Diferencia clave: página SDS y página nativa
SDS y página nativa son dos tipos de técnicas de electroforesis en gel de poliacrilamida utilizadas en biología molecular. La diferencia clave entre SDS Page y Native Page es el tipo de gel de poliacrilamida utilizado. En SDS Page se utiliza un gel desnaturalizante, por lo tanto, las moléculas se separan en función de su peso molecular. En cambio, en Native Page se utilizan geles no desnaturalizantes. Por lo tanto, las moléculas se separan en función de su tamaño, carga y forma.

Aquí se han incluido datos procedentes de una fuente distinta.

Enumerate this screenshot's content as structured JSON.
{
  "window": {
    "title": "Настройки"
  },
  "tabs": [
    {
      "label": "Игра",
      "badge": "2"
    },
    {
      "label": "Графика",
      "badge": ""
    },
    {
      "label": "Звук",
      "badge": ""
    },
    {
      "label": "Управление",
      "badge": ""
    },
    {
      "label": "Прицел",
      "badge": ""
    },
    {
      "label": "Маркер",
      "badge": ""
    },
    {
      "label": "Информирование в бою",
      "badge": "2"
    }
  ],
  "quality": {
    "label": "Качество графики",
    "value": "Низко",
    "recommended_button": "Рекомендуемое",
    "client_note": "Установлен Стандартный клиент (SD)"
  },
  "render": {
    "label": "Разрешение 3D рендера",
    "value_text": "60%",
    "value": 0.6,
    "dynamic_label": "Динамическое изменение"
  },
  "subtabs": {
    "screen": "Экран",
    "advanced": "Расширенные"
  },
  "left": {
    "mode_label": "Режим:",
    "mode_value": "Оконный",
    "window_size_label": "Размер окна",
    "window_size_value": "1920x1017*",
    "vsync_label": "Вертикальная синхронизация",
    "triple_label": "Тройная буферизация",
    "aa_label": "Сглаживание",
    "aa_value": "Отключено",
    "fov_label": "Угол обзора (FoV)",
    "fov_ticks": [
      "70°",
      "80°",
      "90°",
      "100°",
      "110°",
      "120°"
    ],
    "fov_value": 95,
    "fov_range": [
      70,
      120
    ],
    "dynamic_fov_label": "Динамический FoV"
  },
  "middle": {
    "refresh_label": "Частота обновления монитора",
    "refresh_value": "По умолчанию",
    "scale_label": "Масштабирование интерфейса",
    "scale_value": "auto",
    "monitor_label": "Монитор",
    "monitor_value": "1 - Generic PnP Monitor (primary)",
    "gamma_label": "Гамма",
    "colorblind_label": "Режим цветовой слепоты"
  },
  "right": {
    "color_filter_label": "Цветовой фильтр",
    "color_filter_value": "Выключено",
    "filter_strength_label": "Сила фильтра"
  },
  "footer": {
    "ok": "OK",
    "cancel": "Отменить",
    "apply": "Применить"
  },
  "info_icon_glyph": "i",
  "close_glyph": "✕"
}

Electroforesis en gel de poliacrilamida (Page) utiliza un gel hecho mediante la polimerización de monómeros de acrilamida con metileno bisacrilamida. La poliacrilamida es más resistente y estable al calor que la agarosa. Los geles de poliacrilamida tienen un tamaño de poro más pequeño que permite la separación eficiente de proteínas. Hay dos tipos principales de configuraciones de página, a saber, página SDS y página nativa. SDS Page o electroforesis en gel de poliacrilamida con sulfato de dodecil sodio separa las proteínas en función de sus pesos moleculares. Los geles desnaturalizantes se utilizan en la página SDS. Native Page utiliza geles no desnaturalizantes y separa las proteínas en función de su tamaño, carga y forma (conformación 3D).
¿Qué es la página SDS?
SDS Page es la técnica electroforética más común utilizada para separar proteínas en función de su peso molecular. El gel se hace añadiendo SDS (dodecilsulfato de sodio), que es un detergente. SDS dentaduras de proteínas en monómeros. SDS es un detergente aniónico. Por lo tanto, agrega una carga neta negativa a las proteínas dentro de un amplio rango de pH. Cuando la carga negativa neta se imparte a las moléculas de proteína, debido a la variación de carga, las estructuras complejas se descomponen. Debido a la carga negativa, las proteínas se atraen hacia el extremo positivo. Por lo tanto, las moléculas con menor peso molecular viajan más rápido en la matriz del gel y se pueden observar cerca del ánodo, mientras que las proteínas de mayor peso molecular se observan más cerca de los pocillos.
Figura 01: Página SDS
La unión del SDS a la cadena polipeptídica es proporcional a su masa molecular relativa. Por lo tanto, la masa molecular también se puede determinar a través de la página SDS. La tinción de los geles SDS Page se realiza mediante tinción con azul de bromofenol. Las aplicaciones del rango de páginas de SDS en mayor medida donde se puede usar para estimar la masa molecular relativa y determinar la abundancia relativa de proteínas en una mezcla de proteínas. SDS Page también se puede utilizar para determinar la distribución de proteínas en una mezcla de proteínas. SDS Page también se aplica para purificar y evaluar proteínas. Se utiliza como un procedimiento preliminar para la transferencia Western y la hibridación, que a su vez se utiliza para el mapeo y la identificación de proteínas.
¿Qué es la página nativa?
Native La electroforesis en gel de poliacrilamida (Native Page) utiliza un gel no desnaturalizante. Por lo tanto, SDS o cualquier otro agente desnaturalizante no se agrega a la matriz de gel. En Native Page, la separación de proteínas se basa en la carga y el tamaño de la proteína. Por lo tanto, la movilidad de la proteína depende de la carga y el tamaño de la proteína.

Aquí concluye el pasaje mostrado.